LOS ANGELES -- The time has come.
If you questioned the San Francisco 49ers' legitimacy before Sunday's 20-7 win against the Los Angeles Rams, it's time to discard those thoughts and replace them with genuine wonder about what this season could bring. Yes, the time has come for the 49ers and their fans to dream big.
Through each of the team's first five games, their detractors have found reasons to doubt the 49ers. The skeptics have pointed to their opponents as a reason to question them. And yet, here they are at 5-0 for the first time since 1990, one of just two remaining undefeated teams -- along with the New England Patriots -- and the only unbeaten remaining in the NFC.
But the mark of a good team, one that can contend for the postseason and even make noise in it, is that it can find a way to win under any circumstance.
As legendary rapper/poet Tupac Shakur once so eloquently asked: How do you want it? Name a style of game and the Niners have probably won it.
A dominant defensive performance with two pick-sixes? Yep. A blowout in which the game was over in the first quarter? Check. Turn it over five times and come through with enough big plays to win late? Sure, why not. An unstoppable run game under the lights of Monday Night Football? That, too.
On Sunday, a depleted 49ers team scratched and clawed its way to victory in a game that had the distinct feel of a throwback NFC West slugfest.
Leading the way was a defense that again stepped up and punished the Rams at every turn. The Rams finished with just 165 yards on 3.3 yards per play. The 49ers harassed Los Angeles quarterback Jared Goff into a career-low 78 passing yards. Goff completed nothing down the field and the Rams were a combined 0-for-13 on third and fourth down.

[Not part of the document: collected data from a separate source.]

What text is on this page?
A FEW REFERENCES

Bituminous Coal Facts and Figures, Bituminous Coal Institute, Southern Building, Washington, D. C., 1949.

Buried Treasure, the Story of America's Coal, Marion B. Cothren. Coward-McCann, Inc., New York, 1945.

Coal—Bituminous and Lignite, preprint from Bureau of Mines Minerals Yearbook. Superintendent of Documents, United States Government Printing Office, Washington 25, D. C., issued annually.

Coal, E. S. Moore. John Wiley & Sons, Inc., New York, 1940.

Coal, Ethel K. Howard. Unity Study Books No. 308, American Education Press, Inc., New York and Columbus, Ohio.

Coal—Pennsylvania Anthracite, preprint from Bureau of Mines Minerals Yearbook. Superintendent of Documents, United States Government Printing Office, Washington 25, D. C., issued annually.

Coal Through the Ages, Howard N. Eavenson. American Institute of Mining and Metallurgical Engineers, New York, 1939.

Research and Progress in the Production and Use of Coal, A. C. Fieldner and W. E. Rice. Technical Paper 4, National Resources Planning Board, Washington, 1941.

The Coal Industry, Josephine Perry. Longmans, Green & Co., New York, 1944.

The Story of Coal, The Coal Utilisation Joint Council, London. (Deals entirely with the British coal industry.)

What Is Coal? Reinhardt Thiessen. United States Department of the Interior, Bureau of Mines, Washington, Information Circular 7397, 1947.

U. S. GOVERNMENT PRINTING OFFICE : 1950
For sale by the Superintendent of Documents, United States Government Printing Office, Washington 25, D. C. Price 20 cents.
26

What's more, this team has the ability to be better. Much better. In the next month to six weeks, tackles Joe Staley and Mike McGlinchey, fullback Kyle Juszczyk and cornerback Ahkello Witherspoon will return from injury. Receiver Trent Taylor might not be far behind.
The schedule is favorable for the rest of the month, too. The next three games are all winnable, with a trip next week to play Washington followed by a home game against Carolina and a trip to Arizona.
So go ahead, 49ers fans, let your mind wander just a little bit to what could be possible. It's time.
QB breakdown: Without those aforementioned starters and with the run game struggling to get going, the Niners needed a little more from quarterback Jimmy Garoppolo on Sunday. For the most part, Garoppolo delivered.
He finished 24-of-33 for 243 yards with a rushing touchdown that provided the winning points. He did throw a bad interception in the red zone but was otherwise solid.
As evidenced by the interception, Garoppolo still has a habit of making one or two bad decisions or throws per game, but he's also the guy who just led the Niners to the second five-game winning streak of his short tenure as the team's starting quarterback. Ultimately, that's what matters most.
Troubling trend: After an offseason stare-down, the 49ers gave kicker Robbie Gould a four-year, $19 million deal, with the first two years fully guaranteed. That contract was based on Gould's outstanding first two seasons in San Francisco. Things haven't gone nearly as well in his third season.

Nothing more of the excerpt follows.